Sicherheitsexperten warnen derzeit vor einem #link;2102152;fatalen Fehler# in der weit verbreiteten Verschlüsselungs-Software OpenSSL. Die Sicherheitslücke ermögliche es Angreifern, weltweit Passwörter sowie die zur Verschlüsselung benutzten Codes zu stehlen, teilte das auf Internetsicherheit spezialisierte Unternehmen Fox-IT am Dienstag mit. Das Bundesamt für Sicherheit in der Informationstechnik (BSI) teilte mit, der Fehler sei "als kritisch einzustufen. Aber was genau steckt hinter der Sicherheitslücke mit dem Namen "Heartbleed"? stern.de beantwortet die wichtigsten Fragen:

Was ist OpenSSL?

OpenSSL ist ein Programm, das dazu benutzt wird, sensible Daten wie zum Beispiel Passwörter oder Kreditkarteninformationen zu verschlüsseln, während sie durchs Internet gesendet werden. Angewendet wird es zum Beispiel von E-Mail-Diensten und Chatprogrammen oder beim Online-Banking. Die Software ist eines der am meisten genutzten Verschlüsselungsprogramme weltweit.

Wo liegt das Problem?

Die Sicherheitslücke ermöglicht es Angreifern, auf den Arbeitsspeicher von Webservern zuzugreifen, die OpenSSL einsetzen. Dort können dann sowohl die verschickten Daten als auch die für ihren Schutz verwendeten Schlüssel gestohlen werden. Im zweiten Fall könnten Angreifer "jegliche Kommunikation der Vergangenheit und der Zukunft entschlüsseln und nach Belieben vortäuschen, selbst die angesteuerte Webseite zu sein", hieß es auf der Internetseite heartbleed.com, die für den Informationsaustausch über den Software-Fehler eingerichtet wurde. Hacker könnten unbegrenzt viele Angriffe mit Hilfe der Sicherheitslücke vornehmen und dabei immer weiter Daten stehlen, erklärte Fox-IT. Der Fehler ist in einer Version von OpenSSL enthalten, die seit März 2012 angeboten wurde. Inzwischen steht eine neue Version des Programms zur Verfügung, das die Sicherheitslücke schließt.

Wer ist betroffen?

Betreiber von Webservern und Internetseiten, die OpenSSL einsetzen. Schätzungen zufolge sind das etwa 50 Prozent aller Webseiten weltweit. Und natürlich die Nutzer dieser Angebote. Ihre Daten, die eigentlich verschlüsselt übertragen werden sollten - zum Beispiel Passwörter - können mit Hilfe des "Heartbleed"-Fehlers gestohlen werden.

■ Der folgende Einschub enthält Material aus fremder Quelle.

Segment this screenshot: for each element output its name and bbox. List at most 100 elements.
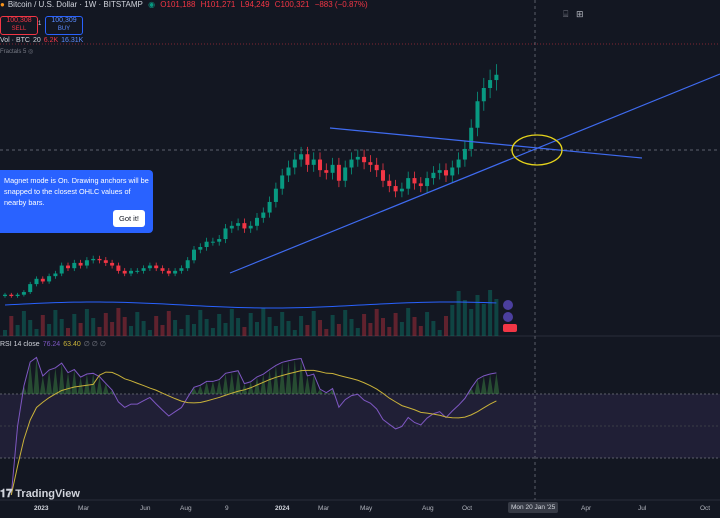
time-axis-label: Aug [422,505,434,512]
candle-body [324,170,329,173]
rsi-legend[interactable]: RSI 14 close 76.24 63.40 ∅ ∅ ∅ [0,340,109,348]
lightning-icon[interactable] [503,312,513,322]
candle-body [456,159,461,168]
candle-body [53,273,58,277]
volume-bar [210,328,215,336]
volume-bar [135,312,140,336]
candle-body [450,167,455,176]
rsi-value: 76.24 [42,341,61,348]
volume-bar [280,312,285,336]
change-value: −883 (−0.87%) [314,0,368,9]
volume-bar [355,328,360,336]
candle-body [412,178,417,184]
volume-bar [450,305,455,336]
sell-price: 100,308 [6,17,32,24]
rsi-overbought-fill [20,357,500,394]
rsi-extra-values: ∅ ∅ ∅ [83,341,106,348]
time-axis-label: Mar [78,505,90,512]
settings-icon[interactable]: ⌸ [563,9,569,19]
buy-label: BUY [57,26,71,32]
volume-bar [179,329,184,336]
candle-body [425,178,430,187]
volume-bar [185,315,190,336]
candle-body [198,247,203,250]
volume-bar [173,320,178,336]
candle-body [286,167,291,176]
candle-body [122,270,127,274]
volume-bar [399,322,404,336]
volume-bar [444,316,448,336]
candle-body [147,265,152,269]
candle-body [469,127,474,149]
circle-annotation[interactable] [511,134,563,166]
candle-body [3,294,7,297]
tooltip-text: Magnet mode is On. Drawing anchors will … [4,176,149,207]
high-value: H101,271 [200,0,236,9]
volume-bar [387,327,392,336]
flag-icon[interactable] [503,324,517,332]
time-axis-label: Apr [581,505,592,512]
candle-body [160,268,165,271]
indicator-marker-icon[interactable] [503,300,513,310]
object-tree-icon[interactable]: ⊞ [576,9,584,19]
volume-bar [129,326,133,336]
candle-body [66,265,70,269]
symbol-title[interactable]: Bitcoin / U.S. Dollar · 1W · BITSTAMP [7,0,143,9]
tradingview-logo[interactable]: 𝟏𝟕 TradingView [0,488,80,501]
fractals-legend[interactable]: Fractals 5 ◎ [0,48,33,55]
rsi-ma-line [10,369,497,496]
candle-body [374,164,379,171]
time-axis-label: Jul [638,505,647,512]
volume-bar [299,316,304,336]
volume-bar [267,317,272,336]
market-status-icon: ◉ [148,0,156,9]
volume-bar [40,315,45,336]
candle-body [15,294,20,297]
descending-trendline[interactable] [329,127,643,159]
time-axis-label: 2024 [275,505,290,512]
candle-body [103,260,108,263]
ascending-trendline[interactable] [229,73,720,274]
candle-body [229,225,234,229]
candle-body [217,239,222,242]
volume-bar [78,323,83,336]
volume-length: 20 [32,37,41,44]
volume-bar [3,330,7,336]
volume-bar [494,299,499,336]
volume-bar [330,315,335,336]
candle-body [349,159,354,168]
magnet-mode-tooltip: Magnet mode is On. Drawing anchors will … [0,170,153,233]
candle-body [116,265,121,271]
volume-bar [431,321,436,336]
sell-button[interactable]: 100,308 SELL [0,16,38,35]
candles [3,64,499,298]
eye-icon[interactable]: ◎ [28,49,34,55]
candle-body [179,268,184,271]
candle-body [97,258,102,261]
candle-body [210,241,215,243]
candle-body [236,223,241,226]
chart-tools: ⌸ ⊞ [563,9,591,21]
low-value: L94,249 [240,0,270,9]
symbol-legend: ● Bitcoin / U.S. Dollar · 1W · BITSTAMP ◉… [0,0,371,16]
got-it-button[interactable]: Got it! [112,210,145,227]
candle-body [72,262,77,269]
candle-body [311,159,316,165]
volume-bar [261,308,266,336]
candle-body [494,74,499,81]
buy-button[interactable]: 100,309 BUY [45,16,83,35]
volume-bar [437,330,442,336]
volume-bar [166,311,171,336]
volume-bar [223,323,228,336]
volume-bar [324,329,329,336]
volume-bar [116,308,121,336]
candle-body [305,154,310,165]
volume-bar [15,325,20,336]
candle-body [173,270,178,274]
volume-bar [91,318,96,336]
volume-bar [47,324,52,336]
volume-legend[interactable]: Vol · BTC 20 6.2K 16.31K [0,37,86,44]
volume-bar [97,327,102,336]
volume-value: 6.2K [43,37,59,44]
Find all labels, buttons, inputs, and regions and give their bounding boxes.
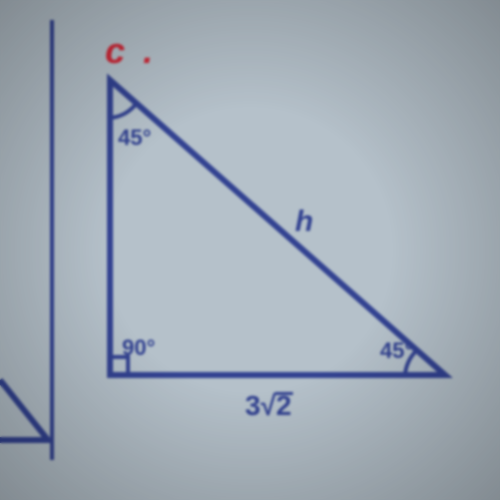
partial-triangle-left [0,370,50,460]
problem-label: c . [105,30,157,72]
base-label: 3√2 [245,390,292,422]
radical-symbol: √2 [261,390,292,422]
triangle-svg [100,70,470,430]
base-radicand: 2 [276,390,292,421]
hypotenuse-label: h [295,205,313,239]
angle-top-label: 45° [118,125,151,151]
triangle-diagram: 45° 90° 45° h 3√2 [100,70,470,430]
angle-bottom-right-label: 45° [380,338,413,364]
angle-right-label: 90° [122,335,155,361]
vertical-divider [50,20,54,460]
base-coeff: 3 [245,390,261,421]
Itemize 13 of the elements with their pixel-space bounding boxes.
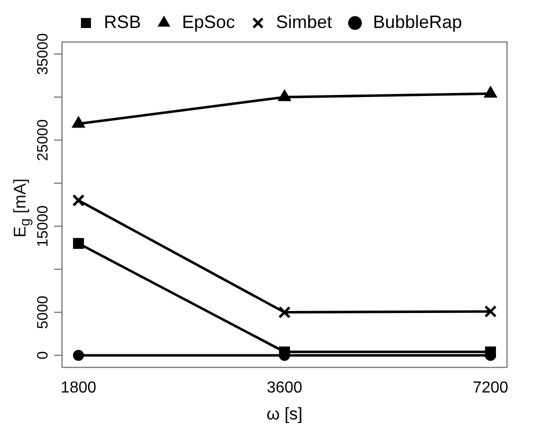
y-tick-label: 5000 [34, 296, 52, 329]
y-tick-label: 35000 [34, 33, 52, 75]
x-tick-label: 7200 [472, 379, 508, 396]
legend-label: RSB [104, 12, 141, 32]
y-tick-label: 15000 [34, 205, 52, 248]
x-tick-label: 1800 [60, 379, 96, 396]
y-tick-label: 0 [34, 351, 52, 360]
y-tick-label: 25000 [34, 119, 52, 161]
legend-label: EpSoc [182, 12, 235, 32]
legend-label: Simbet [276, 12, 332, 32]
x-axis-title: ω [s] [266, 404, 302, 424]
legend-label: BubbleRap [373, 12, 462, 32]
x-tick-label: 3600 [266, 379, 302, 396]
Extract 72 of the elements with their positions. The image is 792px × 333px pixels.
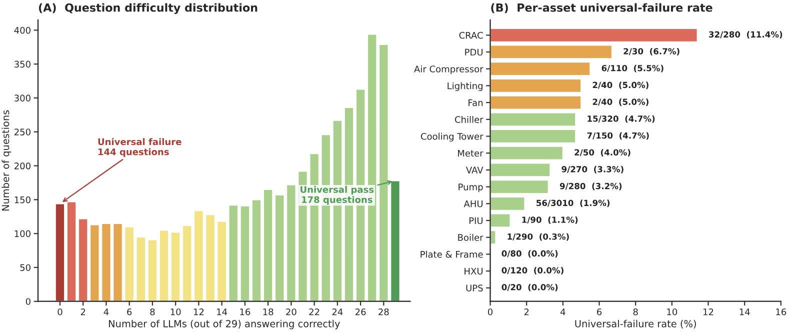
y-tick-label: Chiller — [454, 116, 484, 123]
y-tick-label: Plate & Frame — [420, 250, 483, 258]
x-tick-label: 28 — [378, 308, 389, 316]
y-tick-label: 200 — [14, 162, 30, 170]
y-tick-label: 50 — [20, 264, 30, 272]
data-label: 7/150 (4.7%) — [587, 132, 649, 140]
data-label: 1/90 (1.1%) — [522, 216, 578, 224]
chart-title: (B) Per-asset universal-failure rate — [491, 3, 712, 14]
y-tick-label: Fan — [468, 99, 483, 106]
y-tick-label: 300 — [14, 94, 30, 102]
x-tick-label: 16 — [240, 308, 250, 316]
data-label: 0/20 (0.0%) — [502, 284, 558, 292]
y-axis-title: Number of questions — [2, 110, 12, 211]
x-tick-label: 10 — [170, 308, 181, 316]
y-tick-label: 400 — [14, 26, 30, 34]
y-tick-label: 0 — [26, 298, 30, 305]
x-tick-label: 4 — [104, 308, 109, 316]
data-label: 2/40 (5.0%) — [592, 98, 648, 106]
x-tick-label: 22 — [309, 308, 320, 316]
y-tick-label: Lighting — [448, 82, 482, 91]
x-tick-label: 26 — [355, 308, 366, 316]
x-tick-label: 14 — [740, 308, 750, 316]
x-tick-label: 0 — [58, 308, 62, 316]
x-tick-label: 2 — [80, 308, 86, 316]
x-tick-label: 0 — [488, 308, 493, 316]
y-tick-label: PIU — [469, 217, 483, 224]
x-tick-label: 18 — [263, 308, 274, 316]
data-label: 6/110 (5.5%) — [602, 64, 664, 72]
y-tick-label: Meter — [458, 150, 484, 157]
x-tick-label: 24 — [332, 308, 343, 316]
x-tick-label: 6 — [597, 308, 602, 316]
y-tick-label: VAV — [466, 166, 484, 174]
data-label: 32/280 (11.4%) — [709, 31, 782, 39]
x-axis-title: Universal-failure rate (%) — [575, 320, 696, 328]
y-tick-label: Boiler — [458, 234, 484, 241]
x-tick-label: 8 — [633, 308, 638, 316]
x-tick-label: 6 — [127, 308, 132, 316]
y-tick-label: Pump — [458, 184, 483, 192]
data-label: 56/3010 (1.9%) — [536, 200, 610, 208]
x-tick-label: 12 — [194, 308, 204, 316]
x-tick-label: 20 — [286, 308, 296, 316]
x-tick-label: 10 — [667, 308, 678, 316]
data-label: 9/280 (3.2%) — [560, 182, 622, 190]
y-tick-label: UPS — [466, 284, 483, 292]
x-tick-label: 8 — [150, 308, 155, 316]
y-tick-label: AHU — [464, 200, 483, 208]
data-label: 0/120 (0.0%) — [502, 267, 564, 274]
y-tick-label: HXU — [464, 268, 483, 275]
y-tick-label: Cooling Tower — [420, 132, 484, 142]
y-tick-label: PDU — [465, 48, 483, 56]
x-tick-label: 4 — [560, 308, 566, 316]
data-label: 0/80 (0.0%) — [502, 250, 558, 258]
annotation: Universal pass 178 questions — [300, 186, 374, 205]
y-tick-label: 150 — [14, 196, 30, 204]
data-label: 2/50 (4.0%) — [574, 149, 630, 156]
y-tick-label: 100 — [14, 230, 30, 238]
x-axis-title: Number of LLMs (out of 29) answering correctly — [108, 320, 340, 330]
data-label: 15/320 (4.7%) — [588, 115, 655, 123]
y-tick-label: 250 — [14, 128, 30, 136]
y-tick-label: Air Compressor — [414, 65, 484, 74]
data-label: 1/290 (0.3%) — [508, 233, 569, 241]
data-label: 2/40 (5.0%) — [592, 82, 648, 90]
y-tick-label: CRAC — [459, 32, 483, 39]
x-tick-label: 2 — [524, 308, 529, 316]
y-tick-label: 350 — [14, 60, 30, 68]
x-tick-label: 12 — [703, 308, 714, 316]
chart-title: (A) Question difficulty distribution — [38, 3, 258, 14]
data-label: 9/270 (3.3%) — [562, 166, 624, 174]
annotation: Universal failure 144 questions — [98, 138, 182, 157]
x-tick-label: 14 — [217, 308, 228, 316]
data-label: 2/30 (6.7%) — [624, 48, 680, 56]
x-tick-label: 16 — [776, 308, 786, 316]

Wie kann man sich schützen?

Betreiber von Webservern, die OpenSSL benutzen, sollten "umgehend" auf die neueste Version aktualisieren, erklärte das BSI. Danach sollten die verwendeten Schlüssel, die dazu gehörigen Zertifikate sowie Passwörter geändert werden. Das auf möglichst große Anonymität im Internet ausgerichtete Tor-Projekt riet seinen Nutzern sogar, sich "die nächsten Tage komplett vom Internet fernzuhalten". Privatnutzern wurde in Internetforen außerdem geraten, vorsichtshalber ihre Passwörter, etwa für E-Mail-Dienste oder den Online-Einkauf, zu ändern. Mehr können sie derzeit nicht tun.

Warum "Heartbleed"?

Der Name geht auf eine OpenSSl-Funktion namens "Heartbeat" zurück. Sie soll eigentlich verschlüsselte Verbindung über eine längere Zeit aufrecht erhalten. Durch einen Fehler sorgt sie nun jedoch dafür, dass der Server informationstechnisch regelrecht "ausblutet".